We will use this space each week in the news blast for Justin to share new ideas he thinks may be of interest for our behavioral & experimental community. If you ever have ideas for topics, please share your ideas with
This Week's BRITE Idea:
This week's BRITE Ideas comes from a paper that Jordan Tong (a frequent BRITE user and one of the faculty on the advisory board for BRITE Lab) sent along. The paper is by Klaus Fiedler from the journal Perspectives on Psychological Science (
Fiedler makes an argument that more psychological (and I'd read that also more generally as behavioral) research should be based on "a priori theorizing". His broad point is that we should not be running experiments just to test for interesting phenomena. If we are very phenomena focused, it leads (in part) to the problem that many seemingly interesting findings might simply not be true. Instead, he argues that we should be developing generalizable theories about the world, individual behavior, etc... and designing experiments that shed light on those theories.

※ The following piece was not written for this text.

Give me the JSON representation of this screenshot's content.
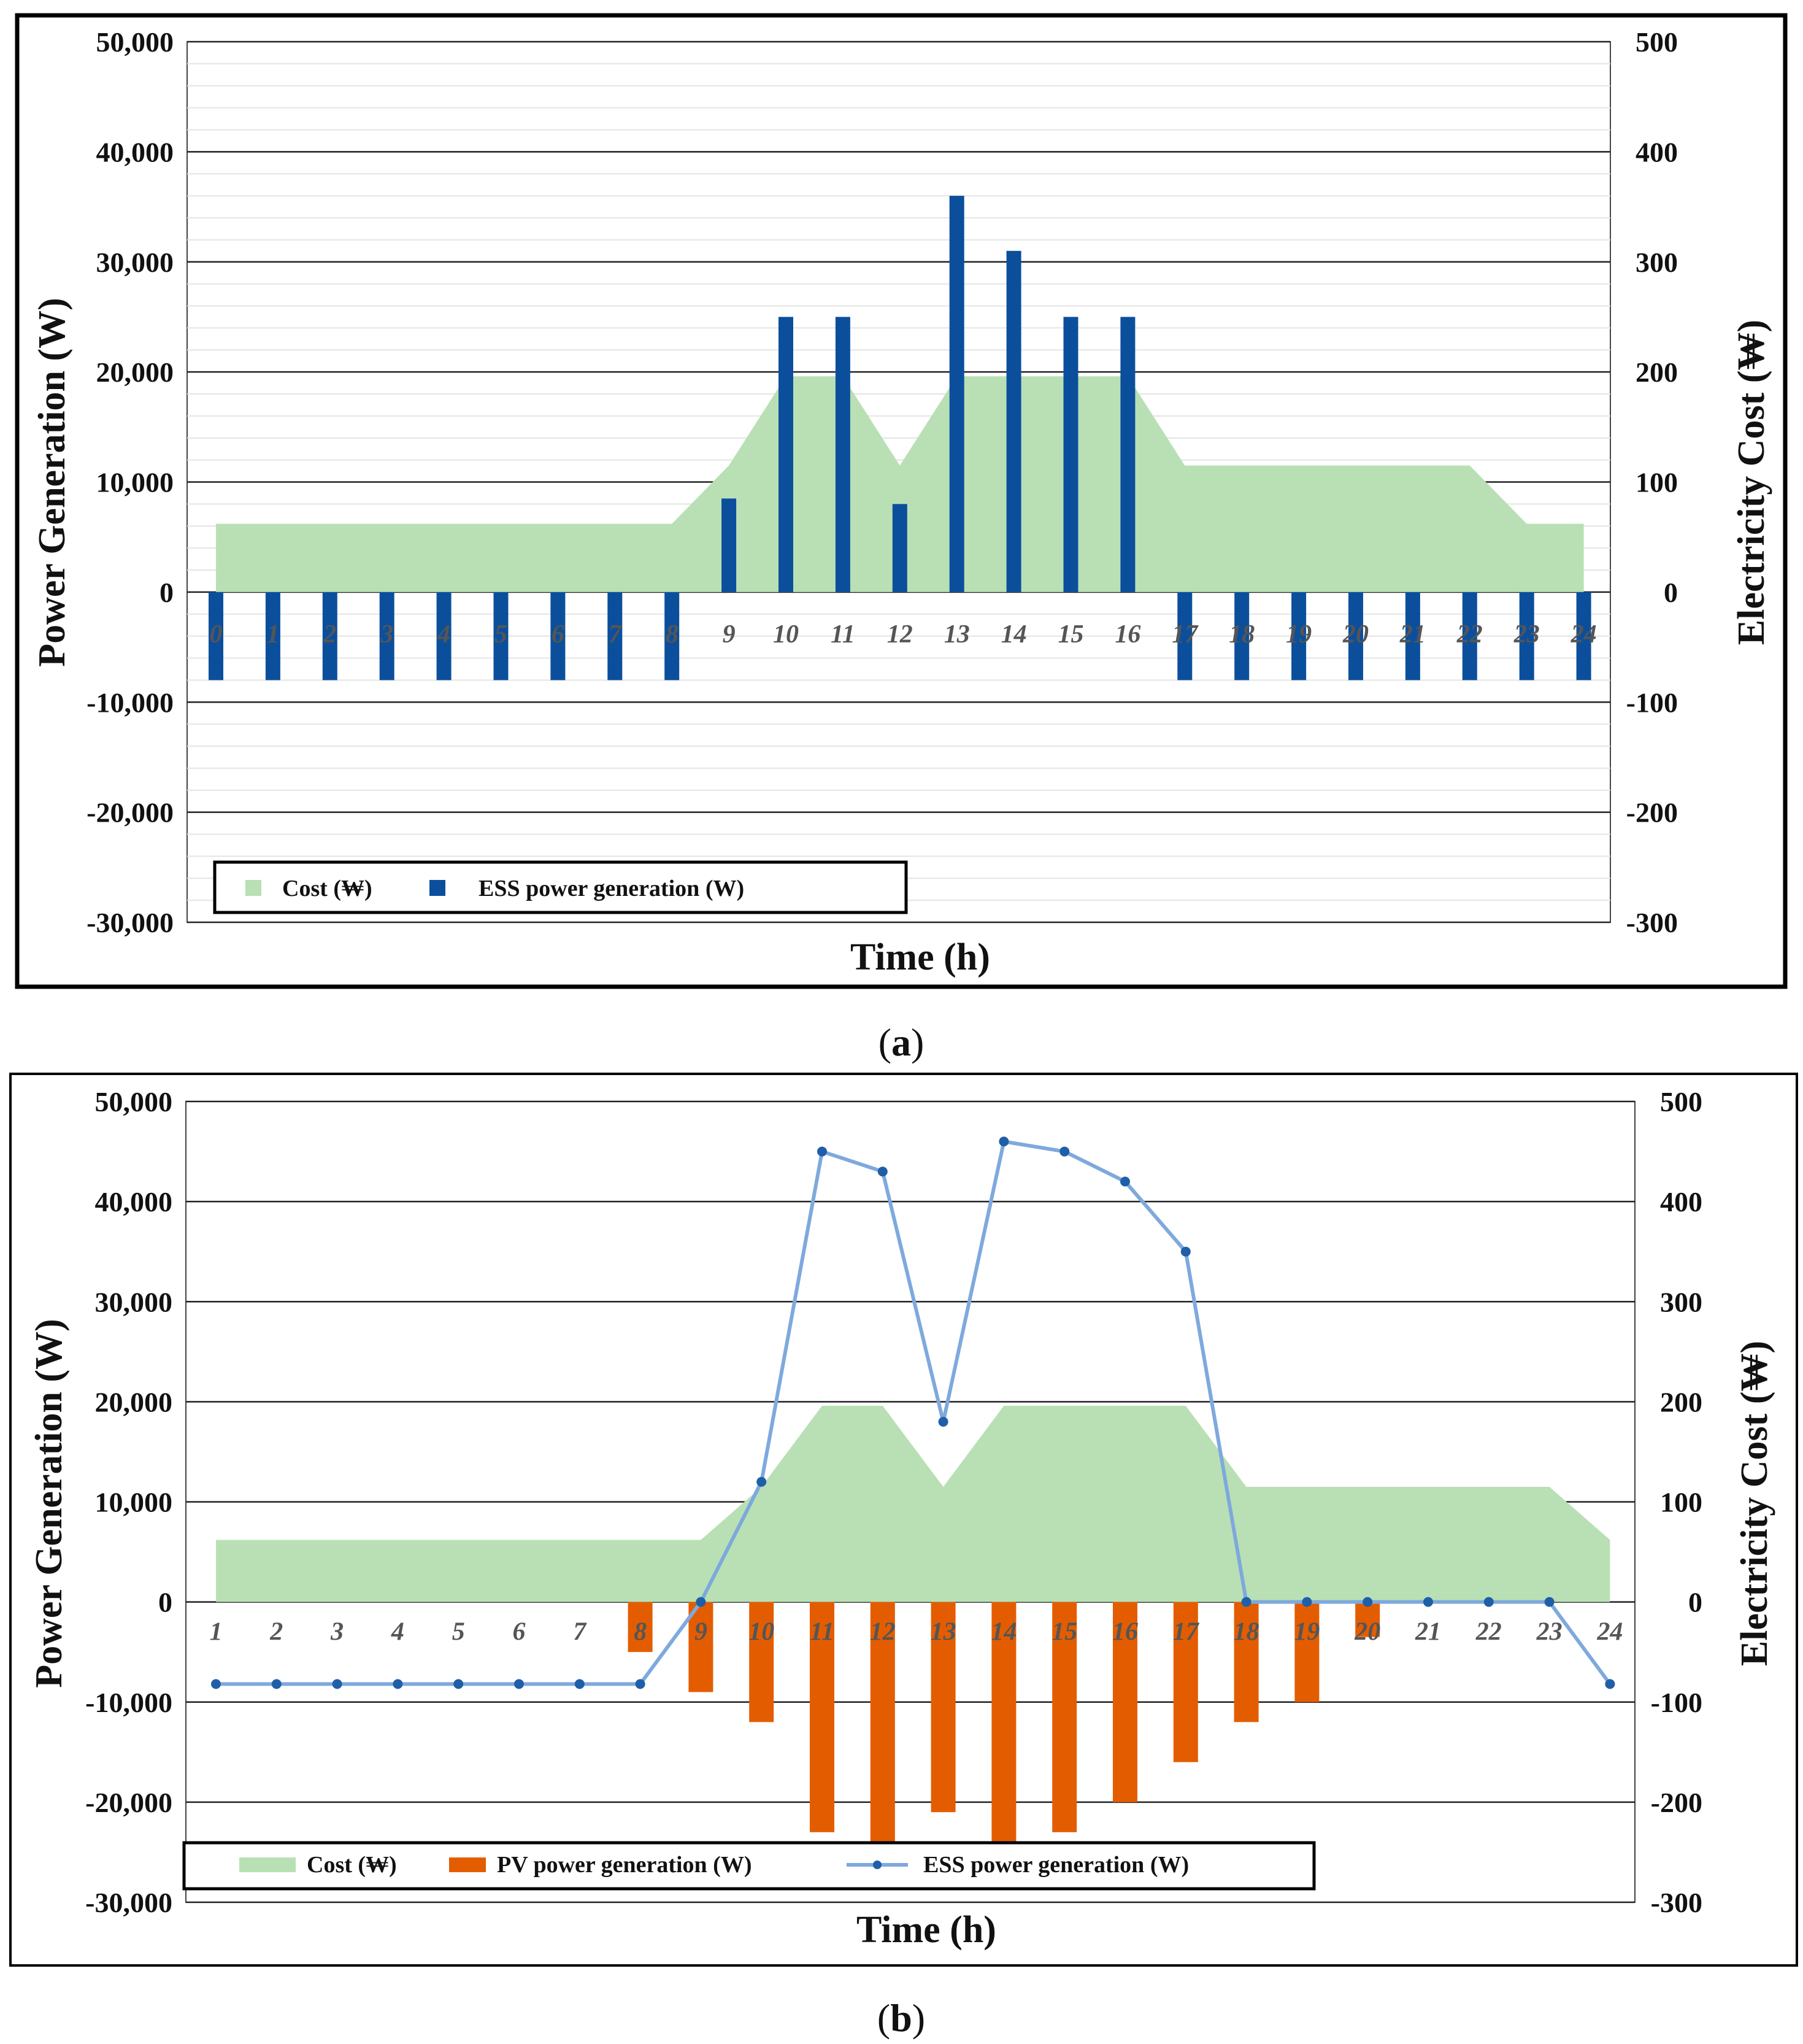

I've seen the power of this in my own work. A number of my field experiments were conducted with only vague ideas in mind and sometimes we got something interesting. But the best things I've done have been the cases where we actually wrote down a simple model and figured out what our theory had to say in conjunction with designing our experiment. Jordan's work uniformly reflects this perspective (which is part of why he sent it along). There are, of course, counter-arguments and other ways of doing things. But I think this is a worthy read.